There’s an interesting article in today’s New York Times about Brewster Kahle’s archiving efforts. In addition to founding the Wayback Machine to catalog historical snapshots of the near-complete Internet, Kahle is also Noah’s Arking print books in forty-foot shipping containers.
The Internet Archive’s records for the Extrasolar Planet Encyclopedia (now at exoplanet.eu, but formerly at http://www.obspm.fr/encycl/encycl.html) stretch back to 22:58:15 October 9th, 1999, at the frenetic height of the Internet bubble.
It was a very different world back then. All of the salient details of the galactic planetary census could be jotted down on an index card:
Fast-forward to the Rightnow Machine. There are roughly 3,000 extrasolar planets known, and the Kepler Mission’s latest public candidates table contains various stellar, planetary, and orbital measurements related to 2,323 “objects of interest”. The uncompressed ASCII file containing the table is 454Kb, which, in a certain sense, is a fairly significant amount of data. It would take a week or two (~80 hours) of full-time effort to write that table out by hand. Certainly, it contains enough information to generate numerous exploratory diagrams that seek correlations — diagrams that seek to explain.

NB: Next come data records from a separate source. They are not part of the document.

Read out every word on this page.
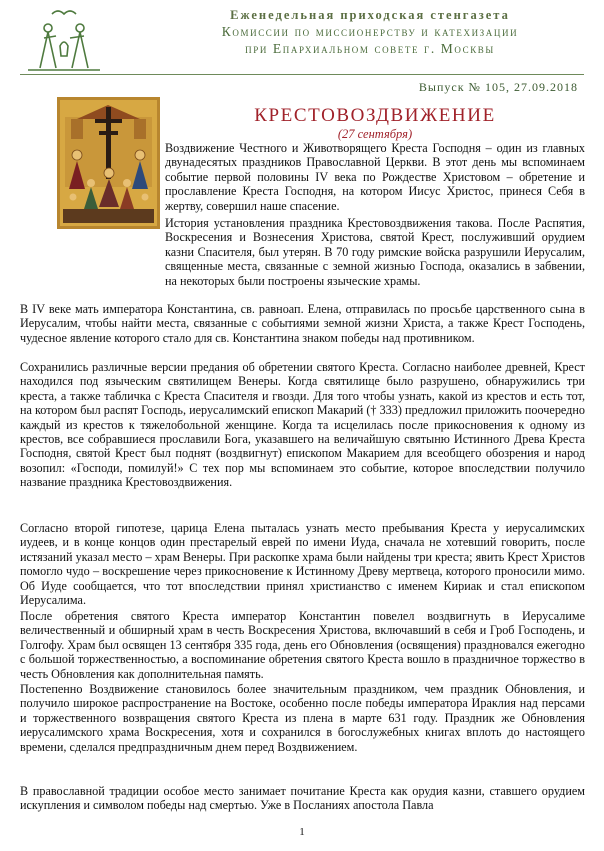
Еженедельная приходская стенгазета
Комиссии по миссионерству и катехизации
при Епархиальном совете г. Москвы
Выпуск № 105, 27.09.2018
КРЕСТОВОЗДВИЖЕНИЕ
(27 сентября)

Воздвижение Честного и Животворящего Креста Господня – один из главных двунадесятых праздников Православной Церкви. В этот день мы вспоминаем событие первой половины IV века по Рождестве Христовом – обретение и прославление Креста Господня, на котором Иисус Христос, принеся Себя в жертву, совершил наше спасение.

История установления праздника Крестовоздвижения такова. После Распятия, Воскресения и Вознесения Христова, святой Крест, послуживший орудием казни Спасителя, был утерян. В 70 году римские войска разрушили Иерусалим, священные места, связанные с земной жизнью Господа, оказались в забвении, на некоторых были построены языческие храмы.

В IV веке мать императора Константина, св. равноап. Елена, отправилась по просьбе царственного сына в Иерусалим, чтобы найти места, связанные с событиями земной жизни Христа, а также Крест Господень, чудесное явление которого стало для св. Константина знаком победы над противником.

Сохранились различные версии предания об обретении святого Креста. Согласно наиболее древней, Крест находился под языческим святилищем Венеры. Когда святилище было разрушено, обнаружились три креста, а также табличка с Креста Спасителя и гвозди. Для того чтобы узнать, какой из крестов и есть тот, на котором был распят Господь, иерусалимский епископ Макарий († 333) предложил приложить поочередно каждый из крестов к тяжелобольной женщине. Когда та исцелилась после прикосновения к одному из крестов, все собравшиеся прославили Бога, указавшего на величайшую святыню Истинного Древа Креста Господня, святой Крест был поднят (воздвигнут) епископом Макарием для всеобщего обозрения и народ возопил: «Господи, помилуй!» С тех пор мы вспоминаем это событие, которое впоследствии получило название праздника Крестовоздвижения.

Согласно второй гипотезе, царица Елена пыталась узнать место пребывания Креста у иерусалимских иудеев, и в конце концов один престарелый еврей по имени Иуда, сначала не хотевший говорить, после истязаний указал место – храм Венеры. При раскопке храма были найдены три креста; явить Крест Христов помогло чудо – воскрешение через прикосновение к Истинному Древу мертвеца, которого проносили мимо. Об Иуде сообщается, что тот впоследствии принял христианство с именем Кириак и стал епископом Иерусалима.

После обретения святого Креста император Константин повелел воздвигнуть в Иерусалиме величественный и обширный храм в честь Воскресения Христова, включавший в себя и Гроб Господень, и Голгофу. Храм был освящен 13 сентября 335 года, день его Обновления (освящения) праздновался ежегодно с большой торжественностью, а воспоминание обретения святого Креста вошло в праздничное торжество в честь Обновления как дополнительная память.

Постепенно Воздвижение становилось более значительным праздником, чем праздник Обновления, и получило широкое распространение на Востоке, особенно после победы императора Ираклия над персами и торжественного возвращения святого Креста из плена в марте 631 году. Праздник же Обновления иерусалимского храма Воскресения, хотя и сохранился в богослужебных книгах вплоть до настоящего времени, сделался предпраздничным днем перед Воздвижением.

В православной традиции особое место занимает почитание Креста как орудия казни, ставшего орудием искупления и символом победы над смертью. Уже в Посланиях апостола Павла

1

For example, as shown in the Batalha et al. paper, when the radius ratio-period diagram is color-coded with the number of observed transiting planets in the system, it is clear that that the hot Jupiters are predominantly singletons. That’s a point of evidence in favor of production mechanisms such as Kozai Cycles with Tidal Friction, which don’t go along to get along where the smaller planets in the system are concerned.
With all those records and all those fields, one naturally makes an effort to increase the dimensionality by coloring and sizing the points. Exoplanet.org provides a very flexible facility for exploring along these lines. In the following plot, the color scale is keyed to the mass of the parent star and the point size is keyed to the logarithm of the orbital period.
Edward Tufte has repeatedly stressed that a really good data graphic is one that rewards careful study. In my view, the gold standard for such diagrams are high-resolution maps that combine seismographic event data with a Digital Elevation Model.
The above diagram shows California seismicity over the past several decades, combined with elevation data from the Shuttle Topography Mission. Like the exoplanet diagrams, it shows curious clusters of points. The correlations with the physical landforms are fascinating, and it’s interesting to study the diagrams while imagining that our understanding of the Earth system is only at the level of our understanding of extrasolar planet formation and evolution. In some places, such as along the San Andreas Fault, it is clear that the topography and seismicity are inextricably linked. In other places, however, similar landforms are bereft of any Earthquake epicenters. Why the huge cluster near Mendocino? The diagram is incredibly good at setting the mind to work. What’s going on with that completely quiet section of the San Andreas fault?
There is interesting potential, furthermore, for improvement in these particular diagrams with respect to the display of the seismic information. Earthquake magnitudes and times, for example, are not indicated, and the red data points have immense overlap in the seismically active regions. The real depth of the diagrams is generated by the topographic data, in which shading is keyed to gradient, and color is keyed to elevation, an incredibly effective way of increasing dimensionality.